Location: Tallinn, Estonia

Year: 1996

Status: Competition

Size: 55,500 m² (addition to existing structure)

Program: Masterplan

Project team: Alver Architects (Andres Alver, Tiit Trummal, Toomas Tammis, Tarmo Laht, Sven Koppel)

Credits: Model – Adolfas Šaulys


“Viru Square has served as one of the focal points of Tallinn throughout the modern history of Estonia. Being a geographic and functional center of Tallinn, different plans were made for it by different regimes, most realized only partially, leaving the Square a fragmented space. Now, on the threshold of the new century and building on its proud status as a center of a newly re-established democracy, the Square is waiting for a major urban intervention.

Sustainable development of a city’s life depends on leaving space open for public debate, reinforcing the young participatory democracy. Such space needs to remain defined only in large strokes, without much fine detail, to allow for it to adjust to the city’s dynamic life, and secure the ability for the different layers of society to express themselves.

With this in mind, we design the Viru Square for an active citizen. As our submission, we propose a multi-faceted, open and pedestrian-friendly city plaza, exposing the different layers and rhythms of city life. Its success will be secured by the interaction of the quickly developing construction and IT industries, together enabling new spatial scenarios.
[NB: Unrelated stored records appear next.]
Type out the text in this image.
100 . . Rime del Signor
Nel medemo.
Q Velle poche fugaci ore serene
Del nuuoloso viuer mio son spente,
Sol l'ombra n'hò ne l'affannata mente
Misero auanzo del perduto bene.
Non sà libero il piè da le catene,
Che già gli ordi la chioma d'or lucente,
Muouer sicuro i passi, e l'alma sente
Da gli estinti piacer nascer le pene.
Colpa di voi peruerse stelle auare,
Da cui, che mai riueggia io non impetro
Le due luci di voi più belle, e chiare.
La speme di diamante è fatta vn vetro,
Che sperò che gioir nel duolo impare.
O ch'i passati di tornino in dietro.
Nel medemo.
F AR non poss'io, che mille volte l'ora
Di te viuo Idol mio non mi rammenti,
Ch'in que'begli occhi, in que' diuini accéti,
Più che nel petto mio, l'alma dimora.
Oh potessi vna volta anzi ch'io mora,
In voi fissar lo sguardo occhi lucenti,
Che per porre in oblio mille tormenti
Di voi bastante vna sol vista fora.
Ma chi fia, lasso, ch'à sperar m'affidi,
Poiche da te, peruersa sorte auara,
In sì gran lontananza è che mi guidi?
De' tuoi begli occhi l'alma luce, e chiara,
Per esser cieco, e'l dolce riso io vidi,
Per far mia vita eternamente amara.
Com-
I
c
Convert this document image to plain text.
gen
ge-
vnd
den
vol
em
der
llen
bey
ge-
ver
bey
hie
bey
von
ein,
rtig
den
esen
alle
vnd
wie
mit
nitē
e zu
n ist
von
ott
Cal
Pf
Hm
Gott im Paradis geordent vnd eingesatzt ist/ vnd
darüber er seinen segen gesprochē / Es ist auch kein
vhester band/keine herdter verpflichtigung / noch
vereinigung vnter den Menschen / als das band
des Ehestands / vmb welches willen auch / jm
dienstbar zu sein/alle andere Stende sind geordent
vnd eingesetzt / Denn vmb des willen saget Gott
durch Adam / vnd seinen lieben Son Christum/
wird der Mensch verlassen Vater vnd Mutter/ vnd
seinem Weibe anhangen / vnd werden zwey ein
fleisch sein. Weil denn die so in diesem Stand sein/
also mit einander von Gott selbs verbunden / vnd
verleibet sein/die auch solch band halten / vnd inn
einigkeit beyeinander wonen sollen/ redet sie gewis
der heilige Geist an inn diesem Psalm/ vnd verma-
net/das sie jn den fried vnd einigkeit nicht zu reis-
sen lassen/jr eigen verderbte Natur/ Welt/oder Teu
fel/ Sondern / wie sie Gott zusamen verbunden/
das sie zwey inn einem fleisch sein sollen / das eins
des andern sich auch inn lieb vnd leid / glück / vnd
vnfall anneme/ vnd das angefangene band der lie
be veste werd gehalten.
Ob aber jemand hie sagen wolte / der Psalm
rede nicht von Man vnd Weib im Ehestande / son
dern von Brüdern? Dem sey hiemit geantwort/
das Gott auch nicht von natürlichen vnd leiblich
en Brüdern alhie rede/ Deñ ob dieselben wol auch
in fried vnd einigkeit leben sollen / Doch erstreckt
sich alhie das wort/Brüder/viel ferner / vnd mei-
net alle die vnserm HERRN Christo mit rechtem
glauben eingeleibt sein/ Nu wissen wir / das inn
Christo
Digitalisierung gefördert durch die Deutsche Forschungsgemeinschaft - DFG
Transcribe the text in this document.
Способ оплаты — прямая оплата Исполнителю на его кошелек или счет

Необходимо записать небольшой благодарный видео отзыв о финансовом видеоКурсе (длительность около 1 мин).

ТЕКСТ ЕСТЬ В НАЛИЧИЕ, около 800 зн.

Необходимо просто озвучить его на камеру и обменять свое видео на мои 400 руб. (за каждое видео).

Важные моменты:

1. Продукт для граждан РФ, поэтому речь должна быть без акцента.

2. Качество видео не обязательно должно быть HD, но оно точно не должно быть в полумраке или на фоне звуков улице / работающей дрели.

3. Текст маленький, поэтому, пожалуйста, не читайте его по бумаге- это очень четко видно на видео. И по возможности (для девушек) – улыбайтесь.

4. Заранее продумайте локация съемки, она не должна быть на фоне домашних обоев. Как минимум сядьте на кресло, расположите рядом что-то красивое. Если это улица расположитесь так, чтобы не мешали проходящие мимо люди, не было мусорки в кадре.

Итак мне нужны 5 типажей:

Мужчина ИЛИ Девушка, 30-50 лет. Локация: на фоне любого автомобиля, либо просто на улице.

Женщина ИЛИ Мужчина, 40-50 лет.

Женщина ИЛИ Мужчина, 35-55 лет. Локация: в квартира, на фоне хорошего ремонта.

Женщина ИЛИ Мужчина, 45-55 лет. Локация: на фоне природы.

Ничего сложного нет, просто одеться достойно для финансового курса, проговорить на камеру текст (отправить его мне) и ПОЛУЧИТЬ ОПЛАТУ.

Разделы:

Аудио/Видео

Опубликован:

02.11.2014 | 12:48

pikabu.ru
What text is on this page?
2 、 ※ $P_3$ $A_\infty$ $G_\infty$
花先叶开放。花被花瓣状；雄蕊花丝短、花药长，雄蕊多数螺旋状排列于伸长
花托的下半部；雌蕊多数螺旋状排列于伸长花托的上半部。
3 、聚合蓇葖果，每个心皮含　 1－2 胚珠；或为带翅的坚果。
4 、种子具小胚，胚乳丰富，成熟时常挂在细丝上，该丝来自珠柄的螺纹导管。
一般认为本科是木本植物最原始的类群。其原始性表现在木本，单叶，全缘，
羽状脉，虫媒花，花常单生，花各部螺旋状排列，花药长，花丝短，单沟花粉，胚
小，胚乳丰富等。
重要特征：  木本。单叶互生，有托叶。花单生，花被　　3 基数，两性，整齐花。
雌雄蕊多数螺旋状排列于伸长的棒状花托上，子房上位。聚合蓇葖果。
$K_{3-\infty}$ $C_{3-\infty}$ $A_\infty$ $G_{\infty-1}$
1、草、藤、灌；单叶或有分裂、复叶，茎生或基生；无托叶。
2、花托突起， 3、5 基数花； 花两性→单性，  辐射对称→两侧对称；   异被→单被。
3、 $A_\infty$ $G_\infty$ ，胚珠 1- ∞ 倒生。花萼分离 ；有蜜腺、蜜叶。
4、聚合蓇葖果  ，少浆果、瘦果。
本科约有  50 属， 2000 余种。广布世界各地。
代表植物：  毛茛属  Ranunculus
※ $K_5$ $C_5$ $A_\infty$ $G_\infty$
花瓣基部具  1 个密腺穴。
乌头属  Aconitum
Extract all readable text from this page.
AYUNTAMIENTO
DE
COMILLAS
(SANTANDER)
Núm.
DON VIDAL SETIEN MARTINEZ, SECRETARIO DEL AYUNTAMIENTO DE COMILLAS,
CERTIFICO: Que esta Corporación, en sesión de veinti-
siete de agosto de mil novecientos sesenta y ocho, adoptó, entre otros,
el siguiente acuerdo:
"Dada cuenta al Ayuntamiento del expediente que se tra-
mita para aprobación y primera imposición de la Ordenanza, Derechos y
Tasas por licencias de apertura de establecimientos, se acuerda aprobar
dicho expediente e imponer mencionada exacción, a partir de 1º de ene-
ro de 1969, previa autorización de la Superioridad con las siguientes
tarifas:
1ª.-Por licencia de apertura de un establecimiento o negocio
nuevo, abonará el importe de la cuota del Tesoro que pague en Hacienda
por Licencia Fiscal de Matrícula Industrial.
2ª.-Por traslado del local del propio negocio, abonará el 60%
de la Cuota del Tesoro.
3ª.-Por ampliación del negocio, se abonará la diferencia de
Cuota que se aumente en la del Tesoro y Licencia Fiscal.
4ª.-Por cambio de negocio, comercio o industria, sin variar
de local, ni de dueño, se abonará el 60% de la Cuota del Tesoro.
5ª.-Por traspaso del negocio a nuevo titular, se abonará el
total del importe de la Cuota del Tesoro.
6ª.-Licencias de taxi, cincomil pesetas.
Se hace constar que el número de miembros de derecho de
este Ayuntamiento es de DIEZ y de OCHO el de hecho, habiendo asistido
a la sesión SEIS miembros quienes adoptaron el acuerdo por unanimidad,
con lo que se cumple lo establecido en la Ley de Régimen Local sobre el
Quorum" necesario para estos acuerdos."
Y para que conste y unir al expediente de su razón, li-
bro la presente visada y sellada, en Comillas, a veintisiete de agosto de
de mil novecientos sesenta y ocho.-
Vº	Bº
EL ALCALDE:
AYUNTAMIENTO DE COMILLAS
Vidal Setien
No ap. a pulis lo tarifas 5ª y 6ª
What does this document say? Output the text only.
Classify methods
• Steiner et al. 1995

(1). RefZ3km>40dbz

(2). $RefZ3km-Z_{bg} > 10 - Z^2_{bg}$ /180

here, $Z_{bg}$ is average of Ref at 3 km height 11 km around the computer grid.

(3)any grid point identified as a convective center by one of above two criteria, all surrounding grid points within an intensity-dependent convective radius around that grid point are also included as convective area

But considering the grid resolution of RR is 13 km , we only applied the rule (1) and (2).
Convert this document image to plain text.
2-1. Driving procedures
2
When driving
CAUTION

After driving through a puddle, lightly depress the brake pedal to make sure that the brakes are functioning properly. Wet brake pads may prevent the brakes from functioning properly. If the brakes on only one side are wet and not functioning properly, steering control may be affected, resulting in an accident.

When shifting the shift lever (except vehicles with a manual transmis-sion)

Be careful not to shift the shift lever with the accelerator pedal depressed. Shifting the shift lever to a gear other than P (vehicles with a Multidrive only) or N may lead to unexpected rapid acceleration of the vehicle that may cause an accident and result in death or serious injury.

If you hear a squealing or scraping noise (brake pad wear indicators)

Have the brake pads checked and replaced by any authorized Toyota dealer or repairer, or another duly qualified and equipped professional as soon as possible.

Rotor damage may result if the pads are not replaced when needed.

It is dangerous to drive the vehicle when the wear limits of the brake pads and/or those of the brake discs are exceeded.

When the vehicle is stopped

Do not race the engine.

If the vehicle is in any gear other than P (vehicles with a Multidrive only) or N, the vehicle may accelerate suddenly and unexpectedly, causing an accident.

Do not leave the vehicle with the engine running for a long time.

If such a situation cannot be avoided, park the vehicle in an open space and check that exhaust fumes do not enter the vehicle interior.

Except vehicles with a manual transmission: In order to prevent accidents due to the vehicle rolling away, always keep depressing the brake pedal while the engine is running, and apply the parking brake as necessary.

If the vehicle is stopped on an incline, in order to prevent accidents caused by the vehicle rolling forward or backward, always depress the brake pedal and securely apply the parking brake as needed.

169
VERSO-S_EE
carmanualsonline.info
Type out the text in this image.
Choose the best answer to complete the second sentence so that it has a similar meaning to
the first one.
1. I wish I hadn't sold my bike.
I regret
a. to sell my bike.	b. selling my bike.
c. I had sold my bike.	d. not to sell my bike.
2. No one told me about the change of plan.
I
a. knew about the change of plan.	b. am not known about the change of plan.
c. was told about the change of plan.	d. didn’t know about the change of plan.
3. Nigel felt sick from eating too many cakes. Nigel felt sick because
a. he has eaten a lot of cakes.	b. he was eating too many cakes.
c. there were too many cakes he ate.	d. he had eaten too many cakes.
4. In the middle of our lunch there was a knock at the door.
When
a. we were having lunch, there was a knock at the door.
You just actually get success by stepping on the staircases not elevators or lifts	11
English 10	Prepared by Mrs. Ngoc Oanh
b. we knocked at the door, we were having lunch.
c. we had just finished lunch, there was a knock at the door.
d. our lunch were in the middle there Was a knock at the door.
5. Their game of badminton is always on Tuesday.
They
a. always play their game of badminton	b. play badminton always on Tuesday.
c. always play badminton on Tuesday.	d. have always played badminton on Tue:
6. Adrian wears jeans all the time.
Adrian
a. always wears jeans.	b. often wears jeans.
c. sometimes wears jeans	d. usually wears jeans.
Different required functions are distributed across the space according to their intensity of use. Public transport and deliveries, along with other “heavy” programs are placed on the street level; parking for private vehicles is placed under ground; peoples’ activities are divided between different upper layers. The conflict arising from the separation of different activities is solved by tilting the entire “plaza” in such a way that its southern edge touches the street, while the northern – rises to fit covered spaces underneath. This spatial maneuver allows it to connect smoothly the different layers and functions on site. Located within the young “Tallinn City”, such a multi-layered tilted urban surface will depict in its very form the cross-section of different lifestyles and rhythms pertaining to city life, serve as a spring board for the new spatial and artistic phenomena, and be a meeting place for the new youth during their “off-the-grid” time.”

Looking back, it is clear that the proposed idea of exposing the different layers of urban life, and juxtaposing them on a single spatial platform was a little far fetched. However, we believe that it is informative for the future design of cities and the goals urban design should have in mind.